Gazetemiz “Yeni Asya” ile tanıştığımız yıllardan beri birçok çizerin (ressam-karikatürist) çalışmalarına şahit olduk. Fakat itiraf edelim ki hiçbiri şahsen bu fakirde İbrahim Özdabak’ın meydana getirdiği etkiyi bırak(a)madı...
Özdabak’ın çizimleri de elbette—bütün ressam-karikatüristler gibi—“karakalem”le başlamıştır. Meramımızı anlatmakta biraz zorlanabiliriz; ancak bize göre, çizim (resim-karikatür) hadisesinde “bilgisayar”a terfi eden Özdabak Ağabey san’atında çağ atlamıştır!
ÖZDABAK’I ALKIŞLIYORUZ!
Anladığımız kadarıyla muhterem çizerimiz uzun yıllardır çizimlerini bilgisayar ekranında gerçekleştiriyor. Yaşına rağmen teknolojiye çabuk intibak eden san’atçı, gazetemizin yanı sıra—“Köprü dışındaki—dergilerimizde de “kalemini konuşturuyor...”
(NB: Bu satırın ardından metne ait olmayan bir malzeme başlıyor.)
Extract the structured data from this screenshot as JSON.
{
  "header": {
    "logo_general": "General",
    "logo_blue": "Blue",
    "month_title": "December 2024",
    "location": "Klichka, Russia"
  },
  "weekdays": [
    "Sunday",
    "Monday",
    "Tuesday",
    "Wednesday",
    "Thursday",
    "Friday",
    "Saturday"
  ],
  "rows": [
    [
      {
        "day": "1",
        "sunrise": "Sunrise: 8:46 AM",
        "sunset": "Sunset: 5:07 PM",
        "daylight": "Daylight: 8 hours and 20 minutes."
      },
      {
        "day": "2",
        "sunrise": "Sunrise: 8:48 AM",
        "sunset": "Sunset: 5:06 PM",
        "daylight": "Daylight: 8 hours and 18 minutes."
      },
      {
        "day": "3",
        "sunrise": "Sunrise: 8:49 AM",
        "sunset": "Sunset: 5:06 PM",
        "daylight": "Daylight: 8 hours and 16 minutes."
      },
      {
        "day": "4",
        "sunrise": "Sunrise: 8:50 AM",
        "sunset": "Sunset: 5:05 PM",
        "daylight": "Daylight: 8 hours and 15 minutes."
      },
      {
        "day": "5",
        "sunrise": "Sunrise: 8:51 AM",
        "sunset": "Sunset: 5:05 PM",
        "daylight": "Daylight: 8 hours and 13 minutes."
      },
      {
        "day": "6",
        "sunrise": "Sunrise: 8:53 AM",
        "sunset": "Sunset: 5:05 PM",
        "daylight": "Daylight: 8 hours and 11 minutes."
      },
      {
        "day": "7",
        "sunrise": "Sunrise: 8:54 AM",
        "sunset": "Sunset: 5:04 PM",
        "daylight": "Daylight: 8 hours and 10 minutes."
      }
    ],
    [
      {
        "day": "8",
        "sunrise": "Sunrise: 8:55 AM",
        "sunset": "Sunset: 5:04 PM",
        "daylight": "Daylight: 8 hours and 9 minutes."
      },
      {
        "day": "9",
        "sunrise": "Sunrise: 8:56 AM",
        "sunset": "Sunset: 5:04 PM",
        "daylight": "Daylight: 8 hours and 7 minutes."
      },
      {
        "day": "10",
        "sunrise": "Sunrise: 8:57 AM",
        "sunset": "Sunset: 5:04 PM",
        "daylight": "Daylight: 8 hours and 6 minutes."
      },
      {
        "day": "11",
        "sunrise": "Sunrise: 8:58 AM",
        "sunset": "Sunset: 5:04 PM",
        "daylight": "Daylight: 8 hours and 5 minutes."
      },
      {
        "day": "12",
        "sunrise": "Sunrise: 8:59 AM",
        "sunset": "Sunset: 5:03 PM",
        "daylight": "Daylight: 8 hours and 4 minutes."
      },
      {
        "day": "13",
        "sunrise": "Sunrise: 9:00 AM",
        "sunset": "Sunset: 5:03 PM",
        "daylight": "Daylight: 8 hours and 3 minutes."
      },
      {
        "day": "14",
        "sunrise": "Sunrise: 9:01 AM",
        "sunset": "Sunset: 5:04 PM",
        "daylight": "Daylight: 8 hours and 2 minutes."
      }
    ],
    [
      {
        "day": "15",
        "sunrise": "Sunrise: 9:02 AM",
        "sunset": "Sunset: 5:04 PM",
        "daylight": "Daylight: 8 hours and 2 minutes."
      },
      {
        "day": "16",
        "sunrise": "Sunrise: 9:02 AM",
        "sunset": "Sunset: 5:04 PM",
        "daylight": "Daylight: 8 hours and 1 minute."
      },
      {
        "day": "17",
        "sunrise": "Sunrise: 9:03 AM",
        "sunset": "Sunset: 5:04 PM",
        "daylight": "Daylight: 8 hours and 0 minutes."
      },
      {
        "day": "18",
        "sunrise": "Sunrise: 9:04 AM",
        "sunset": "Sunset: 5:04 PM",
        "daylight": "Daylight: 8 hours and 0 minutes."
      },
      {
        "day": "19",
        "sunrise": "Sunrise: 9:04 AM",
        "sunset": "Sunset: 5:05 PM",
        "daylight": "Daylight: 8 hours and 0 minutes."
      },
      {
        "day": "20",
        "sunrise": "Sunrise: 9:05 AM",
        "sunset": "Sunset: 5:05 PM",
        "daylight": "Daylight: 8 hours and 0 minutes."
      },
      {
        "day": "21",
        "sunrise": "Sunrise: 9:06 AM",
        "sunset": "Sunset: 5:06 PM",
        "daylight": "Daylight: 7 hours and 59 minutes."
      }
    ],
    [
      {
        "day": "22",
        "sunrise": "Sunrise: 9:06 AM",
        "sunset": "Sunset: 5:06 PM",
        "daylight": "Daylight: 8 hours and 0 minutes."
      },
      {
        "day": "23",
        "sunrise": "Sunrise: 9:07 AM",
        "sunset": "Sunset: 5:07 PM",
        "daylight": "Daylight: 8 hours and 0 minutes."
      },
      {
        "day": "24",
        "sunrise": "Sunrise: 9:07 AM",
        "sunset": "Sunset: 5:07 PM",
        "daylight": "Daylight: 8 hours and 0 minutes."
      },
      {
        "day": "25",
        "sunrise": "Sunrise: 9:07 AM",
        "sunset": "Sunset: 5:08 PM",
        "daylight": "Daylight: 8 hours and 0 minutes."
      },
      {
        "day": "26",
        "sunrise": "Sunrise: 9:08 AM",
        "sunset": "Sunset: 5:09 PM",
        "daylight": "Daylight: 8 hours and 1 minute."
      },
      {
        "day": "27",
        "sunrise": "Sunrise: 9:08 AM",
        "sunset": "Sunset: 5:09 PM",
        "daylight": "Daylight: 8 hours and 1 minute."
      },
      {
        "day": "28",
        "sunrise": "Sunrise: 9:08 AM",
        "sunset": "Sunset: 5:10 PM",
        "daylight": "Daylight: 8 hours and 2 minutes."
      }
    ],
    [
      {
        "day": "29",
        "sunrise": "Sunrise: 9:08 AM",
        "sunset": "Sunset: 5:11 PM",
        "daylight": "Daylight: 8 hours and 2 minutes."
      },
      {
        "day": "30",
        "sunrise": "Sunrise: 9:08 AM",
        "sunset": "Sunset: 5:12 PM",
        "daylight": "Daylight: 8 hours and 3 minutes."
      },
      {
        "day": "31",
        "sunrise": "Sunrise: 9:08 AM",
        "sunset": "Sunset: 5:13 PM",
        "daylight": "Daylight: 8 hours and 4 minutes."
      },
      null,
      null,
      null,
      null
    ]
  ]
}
Gazetenin birinci sayfasında kendince gündemi “yorumlayan” Özdabak, dergilerde de “kapak konusu”na uygun çizimler yapmakta. Ele aldığı her türlü konuyu dört dörtlük derecede çizgi(si)yle işleyen Özdabak âdeta bir “üst düzey yazar” maharetiyle fikriyatını aktarıyor. [Hemen ekleyelim ki Özdabak görüşlerini “yazı”yla da pekâlâ aktarabilecek evsafta çok kıymetli bir kàbiliyet—bunu konuşma veya mektuplarından çıkar(sa)mak mümkün.]
Özdabak’ın mizahî veya tefekkürî, fakat “edepli” çizgilerinde gayet cesur ve yüksek fikirli mesajların mevcut olduğunu dikkatli bakan herkes anlıyordur her hâlde! Belki bazı çizimleri ilk anda öyle çok anlaşılmaz, fakat çeşitli vesilelerle tekrar yayınında çizerin ne kadar isabet ettiği fark edilmekte. “Zamanında ve/ya bazen anlaşılmamak” zaten san’atın tabiatında veya san’atçının kaderinde var. Ancak ortaya konan san’atın ve o eseri meydana getiren san’atçının hakkı her hâlükârda ve/ya neticede teslim ediliyor nitekim...
Özdabak gördüğümüz kadarıyla mesleğinin zirvesinde; dolayısıyla yaptığı her çalışma ses getiriyor. Kim bilir, Özdabak’ı takdir edenler kadar tekdîr edenler de vardır! O kadar seneler geçti, gözümüze batan (anormal) bir çalışması olmadı Özdabak’ın. Belki de biz “anlamadık”(!) veya başkaları gibi “kötüye yormadık...”
Kısacası, biz şahsen bidayetten beri hep “Nur’lu” bildiğimiz çizerimizle “gelişiyoruz!”